Here are a few pictures from the 20 plays I did at Birmingham Southern before moving to N.Y.C.

In 1976, after saving money working nights as a bartender and days as a waiter at The Magic Pan, I hopped  on a plane for New York with $800 in my pocket.  I moved in with friends from Birmingham Southern at 45 West 68th St., between Columbus and Central Park West.  I worked at Tavern on the Green, cleaned houses and took classes. I was introduced by Southern alumnus Pamela Payton Wright to Tennessee Williams and we became friends.  At the time he was directing Sylvia Sydney (who I would later costar with in Beetlejuice) in a production of Vieux Carré, which was produced at the St. James Theater on Broadway.  I hung around and worked as Production Assistant and learned a lot.  Then one day when the show closed early, I got a postcard from Hollywood, from another Birmingham Southern alumnus, that said, "Palm trees grow and rents are low."

The "Wee Tot" in me became dissatisfied with the cold New York winters and Hollywood became extremely alluring.

 

Tim Burton was in the audience and I was cast as Otho In Beetlejuice.
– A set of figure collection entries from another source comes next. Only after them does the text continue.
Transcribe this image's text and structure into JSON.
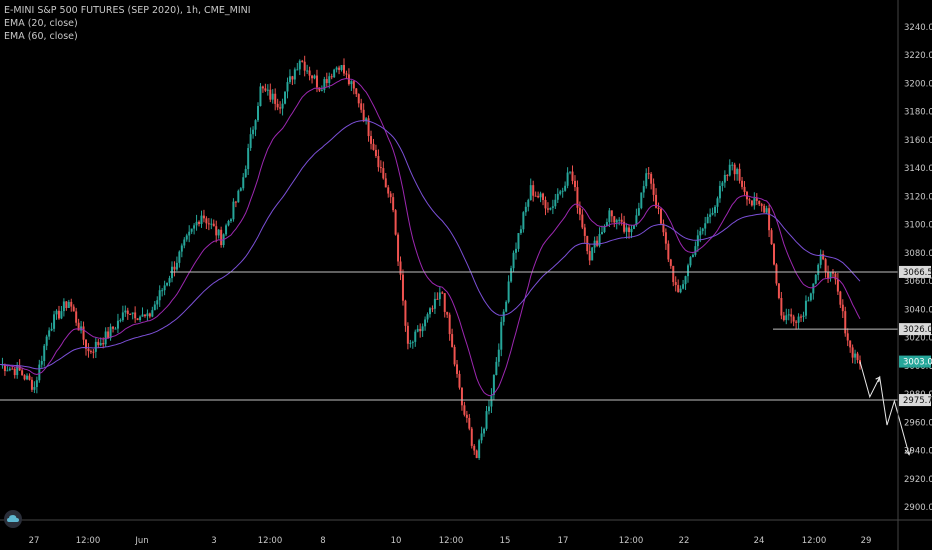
{
  "legend": {
    "symbol": "E-MINI S&P 500 FUTURES (SEP 2020), 1h, CME_MINI",
    "ema20": "EMA (20, close)",
    "ema60": "EMA (60, close)"
  },
  "colors": {
    "background": "#000000",
    "up": "#26a69a",
    "down": "#ef5350",
    "ema20": "#9c27b0",
    "ema60": "#7b4fd6",
    "hline": "#c0c0c0",
    "last_price": "#26a69a",
    "text": "#c8c8c8"
  },
  "chart_data": {
    "type": "candlestick",
    "title": "E-MINI S&P 500 FUTURES (SEP 2020), 1h, CME_MINI",
    "y_ticks": [
      2900,
      2920,
      2940,
      2960,
      2980,
      3000,
      3020,
      3040,
      3060,
      3080,
      3100,
      3120,
      3140,
      3160,
      3180,
      3200,
      3220,
      3240
    ],
    "y_tick_labels": [
      "2900.00",
      "2920.00",
      "2940.00",
      "2960.00",
      "2980.00",
      "3000.00",
      "3020.00",
      "3040.00",
      "3060.00",
      "3080.00",
      "3100.00",
      "3120.00",
      "3140.00",
      "3160.00",
      "3180.00",
      "3200.00",
      "3220.00",
      "3240.00"
    ],
    "ylim": [
      2895,
      3248
    ],
    "x_ticks": [
      "27",
      "12:00",
      "Jun",
      "3",
      "12:00",
      "8",
      "10",
      "12:00",
      "15",
      "17",
      "12:00",
      "22",
      "24",
      "12:00",
      "29"
    ],
    "horizontal_levels": [
      {
        "value": 3066.5,
        "label": "3066.50",
        "from": "May 31"
      },
      {
        "value": 3026.0,
        "label": "3026.00",
        "from": "Jun 23"
      },
      {
        "value": 2975.75,
        "label": "2975.75",
        "from": "start"
      }
    ],
    "last_price": {
      "value": 3003.0,
      "label": "3003.00"
    },
    "anchors": [
      {
        "t": 0,
        "p": 3001
      },
      {
        "t": 8,
        "p": 2996
      },
      {
        "t": 14,
        "p": 2985
      },
      {
        "t": 20,
        "p": 3028
      },
      {
        "t": 28,
        "p": 3046
      },
      {
        "t": 36,
        "p": 3010
      },
      {
        "t": 44,
        "p": 3022
      },
      {
        "t": 52,
        "p": 3040
      },
      {
        "t": 60,
        "p": 3033
      },
      {
        "t": 66,
        "p": 3054
      },
      {
        "t": 74,
        "p": 3082
      },
      {
        "t": 82,
        "p": 3108
      },
      {
        "t": 90,
        "p": 3090
      },
      {
        "t": 98,
        "p": 3125
      },
      {
        "t": 106,
        "p": 3196
      },
      {
        "t": 114,
        "p": 3186
      },
      {
        "t": 122,
        "p": 3218
      },
      {
        "t": 130,
        "p": 3198
      },
      {
        "t": 138,
        "p": 3214
      },
      {
        "t": 146,
        "p": 3188
      },
      {
        "t": 154,
        "p": 3145
      },
      {
        "t": 160,
        "p": 3110
      },
      {
        "t": 166,
        "p": 3012
      },
      {
        "t": 172,
        "p": 3028
      },
      {
        "t": 180,
        "p": 3052
      },
      {
        "t": 188,
        "p": 2972
      },
      {
        "t": 194,
        "p": 2935
      },
      {
        "t": 200,
        "p": 2982
      },
      {
        "t": 208,
        "p": 3072
      },
      {
        "t": 216,
        "p": 3125
      },
      {
        "t": 224,
        "p": 3112
      },
      {
        "t": 232,
        "p": 3138
      },
      {
        "t": 240,
        "p": 3078
      },
      {
        "t": 248,
        "p": 3108
      },
      {
        "t": 256,
        "p": 3092
      },
      {
        "t": 264,
        "p": 3138
      },
      {
        "t": 270,
        "p": 3092
      },
      {
        "t": 276,
        "p": 3048
      },
      {
        "t": 282,
        "p": 3082
      },
      {
        "t": 290,
        "p": 3112
      },
      {
        "t": 298,
        "p": 3143
      },
      {
        "t": 306,
        "p": 3115
      },
      {
        "t": 312,
        "p": 3112
      },
      {
        "t": 318,
        "p": 3035
      },
      {
        "t": 326,
        "p": 3035
      },
      {
        "t": 334,
        "p": 3075
      },
      {
        "t": 340,
        "p": 3058
      },
      {
        "t": 346,
        "p": 3012
      },
      {
        "t": 350,
        "p": 3003
      }
    ],
    "projection": [
      {
        "t": 350,
        "p": 3003
      },
      {
        "t": 354,
        "p": 2978
      },
      {
        "t": 358,
        "p": 2992
      },
      {
        "t": 361,
        "p": 2958
      },
      {
        "t": 364,
        "p": 2975
      },
      {
        "t": 370,
        "p": 2937
      }
    ]
  }
}
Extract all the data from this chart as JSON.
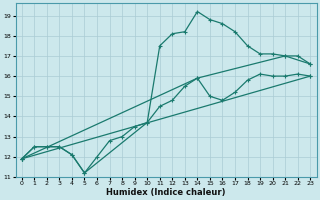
{
  "xlabel": "Humidex (Indice chaleur)",
  "bg_color": "#cce8ec",
  "grid_color": "#aaccd4",
  "line_color": "#1a7a6e",
  "xlim": [
    -0.5,
    23.5
  ],
  "ylim": [
    11,
    19.6
  ],
  "xticks": [
    0,
    1,
    2,
    3,
    4,
    5,
    6,
    7,
    8,
    9,
    10,
    11,
    12,
    13,
    14,
    15,
    16,
    17,
    18,
    19,
    20,
    21,
    22,
    23
  ],
  "yticks": [
    11,
    12,
    13,
    14,
    15,
    16,
    17,
    18,
    19
  ],
  "series1_x": [
    0,
    1,
    2,
    3,
    4,
    5,
    6,
    7,
    8,
    9,
    10,
    11,
    12,
    13,
    14,
    15,
    16,
    17,
    18,
    19,
    20,
    21,
    22,
    23
  ],
  "series1_y": [
    11.9,
    12.5,
    12.5,
    12.5,
    12.1,
    11.2,
    12.0,
    12.8,
    13.0,
    13.5,
    13.7,
    14.5,
    14.8,
    15.5,
    15.9,
    15.0,
    14.8,
    15.2,
    15.8,
    16.1,
    16.0,
    16.0,
    16.1,
    16.0
  ],
  "series2_x": [
    0,
    1,
    2,
    3,
    4,
    5,
    10,
    11,
    12,
    13,
    14,
    15,
    16,
    17,
    18,
    19,
    20,
    21,
    22,
    23
  ],
  "series2_y": [
    11.9,
    12.5,
    12.5,
    12.5,
    12.1,
    11.2,
    13.7,
    17.5,
    18.1,
    18.2,
    19.2,
    18.8,
    18.6,
    18.2,
    17.5,
    17.1,
    17.1,
    17.0,
    17.0,
    16.6
  ],
  "series3_x": [
    0,
    23
  ],
  "series3_y": [
    11.9,
    16.0
  ],
  "series4_x": [
    0,
    14,
    21,
    23
  ],
  "series4_y": [
    11.9,
    15.9,
    17.0,
    16.6
  ]
}
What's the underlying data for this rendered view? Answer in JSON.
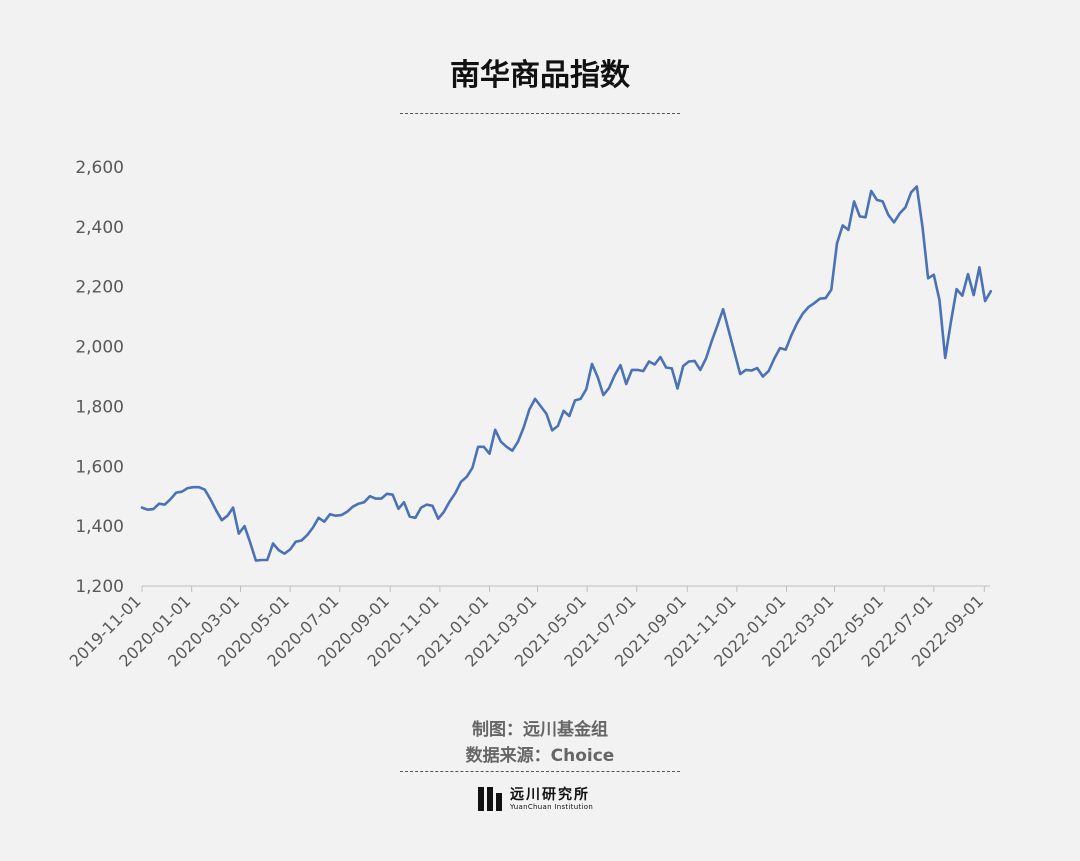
{
  "title": "南华商品指数",
  "credit": {
    "maker": "制图：远川基金组",
    "source": "数据来源：Choice"
  },
  "logo": {
    "name_cn": "远川研究所",
    "name_en": "YuanChuan Institution"
  },
  "colors": {
    "background": "#f2f2f2",
    "line": "#4a72b5",
    "axis_text": "#595959"
  },
  "chart_data": {
    "type": "line",
    "title": "南华商品指数",
    "xlabel": "",
    "ylabel": "",
    "ylim": [
      1200,
      2600
    ],
    "yticks": [
      1200,
      1400,
      1600,
      1800,
      2000,
      2200,
      2400,
      2600
    ],
    "ytick_labels": [
      "1,200",
      "1,400",
      "1,600",
      "1,800",
      "2,000",
      "2,200",
      "2,400",
      "2,600"
    ],
    "xlim": [
      "2019-11-01",
      "2022-09-08"
    ],
    "xtick_labels": [
      "2019-11-01",
      "2020-01-01",
      "2020-03-01",
      "2020-05-01",
      "2020-07-01",
      "2020-09-01",
      "2020-11-01",
      "2021-01-01",
      "2021-03-01",
      "2021-05-01",
      "2021-07-01",
      "2021-09-01",
      "2021-11-01",
      "2022-01-01",
      "2022-03-01",
      "2022-05-01",
      "2022-07-01",
      "2022-09-01"
    ],
    "grid": false,
    "series": [
      {
        "x": [
          "2019-11-01",
          "2019-11-08",
          "2019-11-15",
          "2019-11-22",
          "2019-11-29",
          "2019-12-06",
          "2019-12-13",
          "2019-12-20",
          "2019-12-27",
          "2020-01-03",
          "2020-01-10",
          "2020-01-17",
          "2020-01-24",
          "2020-01-31",
          "2020-02-07",
          "2020-02-14",
          "2020-02-21",
          "2020-02-28",
          "2020-03-06",
          "2020-03-13",
          "2020-03-20",
          "2020-03-27",
          "2020-04-03",
          "2020-04-10",
          "2020-04-17",
          "2020-04-24",
          "2020-05-01",
          "2020-05-08",
          "2020-05-15",
          "2020-05-22",
          "2020-05-29",
          "2020-06-05",
          "2020-06-12",
          "2020-06-19",
          "2020-06-26",
          "2020-07-03",
          "2020-07-10",
          "2020-07-17",
          "2020-07-24",
          "2020-07-31",
          "2020-08-07",
          "2020-08-14",
          "2020-08-21",
          "2020-08-28",
          "2020-09-04",
          "2020-09-11",
          "2020-09-18",
          "2020-09-25",
          "2020-10-02",
          "2020-10-09",
          "2020-10-16",
          "2020-10-23",
          "2020-10-30",
          "2020-11-06",
          "2020-11-13",
          "2020-11-20",
          "2020-11-27",
          "2020-12-04",
          "2020-12-11",
          "2020-12-18",
          "2020-12-25",
          "2021-01-01",
          "2021-01-08",
          "2021-01-15",
          "2021-01-22",
          "2021-01-29",
          "2021-02-05",
          "2021-02-12",
          "2021-02-19",
          "2021-02-26",
          "2021-03-05",
          "2021-03-12",
          "2021-03-19",
          "2021-03-26",
          "2021-04-02",
          "2021-04-09",
          "2021-04-16",
          "2021-04-23",
          "2021-04-30",
          "2021-05-07",
          "2021-05-14",
          "2021-05-21",
          "2021-05-28",
          "2021-06-04",
          "2021-06-11",
          "2021-06-18",
          "2021-06-25",
          "2021-07-02",
          "2021-07-09",
          "2021-07-16",
          "2021-07-23",
          "2021-07-30",
          "2021-08-06",
          "2021-08-13",
          "2021-08-20",
          "2021-08-27",
          "2021-09-03",
          "2021-09-10",
          "2021-09-17",
          "2021-09-24",
          "2021-10-01",
          "2021-10-08",
          "2021-10-15",
          "2021-10-22",
          "2021-10-29",
          "2021-11-05",
          "2021-11-12",
          "2021-11-19",
          "2021-11-26",
          "2021-12-03",
          "2021-12-10",
          "2021-12-17",
          "2021-12-24",
          "2021-12-31",
          "2022-01-07",
          "2022-01-14",
          "2022-01-21",
          "2022-01-28",
          "2022-02-04",
          "2022-02-11",
          "2022-02-18",
          "2022-02-25",
          "2022-03-04",
          "2022-03-11",
          "2022-03-18",
          "2022-03-25",
          "2022-04-01",
          "2022-04-08",
          "2022-04-15",
          "2022-04-22",
          "2022-04-29",
          "2022-05-06",
          "2022-05-13",
          "2022-05-20",
          "2022-05-27",
          "2022-06-03",
          "2022-06-10",
          "2022-06-17",
          "2022-06-24",
          "2022-07-01",
          "2022-07-08",
          "2022-07-15",
          "2022-07-22",
          "2022-07-29",
          "2022-08-05",
          "2022-08-12",
          "2022-08-19",
          "2022-08-26",
          "2022-09-02",
          "2022-09-09"
        ],
        "values": [
          1462,
          1455,
          1457,
          1475,
          1472,
          1490,
          1512,
          1515,
          1527,
          1530,
          1530,
          1522,
          1490,
          1453,
          1420,
          1435,
          1462,
          1375,
          1400,
          1345,
          1285,
          1287,
          1287,
          1342,
          1320,
          1308,
          1322,
          1348,
          1352,
          1370,
          1395,
          1428,
          1415,
          1440,
          1435,
          1437,
          1448,
          1465,
          1475,
          1480,
          1500,
          1492,
          1492,
          1508,
          1505,
          1458,
          1480,
          1432,
          1428,
          1462,
          1472,
          1468,
          1425,
          1448,
          1482,
          1510,
          1548,
          1565,
          1595,
          1665,
          1665,
          1642,
          1722,
          1682,
          1665,
          1652,
          1682,
          1730,
          1790,
          1825,
          1800,
          1775,
          1720,
          1735,
          1785,
          1768,
          1820,
          1825,
          1858,
          1942,
          1898,
          1838,
          1862,
          1905,
          1938,
          1875,
          1922,
          1922,
          1918,
          1950,
          1940,
          1965,
          1930,
          1927,
          1860,
          1935,
          1950,
          1952,
          1922,
          1960,
          2018,
          2070,
          2125,
          2052,
          1980,
          1908,
          1922,
          1920,
          1928,
          1900,
          1918,
          1960,
          1995,
          1990,
          2038,
          2078,
          2110,
          2132,
          2145,
          2160,
          2162,
          2190,
          2345,
          2405,
          2390,
          2485,
          2435,
          2432,
          2520,
          2490,
          2485,
          2440,
          2415,
          2445,
          2465,
          2515,
          2535,
          2400,
          2228,
          2240,
          2155,
          1962,
          2082,
          2192,
          2170,
          2242,
          2172,
          2265,
          2152,
          2185
        ]
      }
    ]
  }
}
I landed in Los Angeles with $200 to my name, and checked into the Bryson Hotel which had six white corinthian columns supporting rearing golden lions at the garden entrance.  I talked the recently post op transsexual manager into letting me have a studio room over looking Lafayette Park for $200 (With no deposit!).  I immediately got a job working at Bullocks Wilshire Department Store, an art deco piece, within walking distance since I had no car.  Thus began my 10 year struggle of doing 20 plays for free, until Tim Burton saw me as Gertrude Stein and cast me as Otho in Beetlejuice.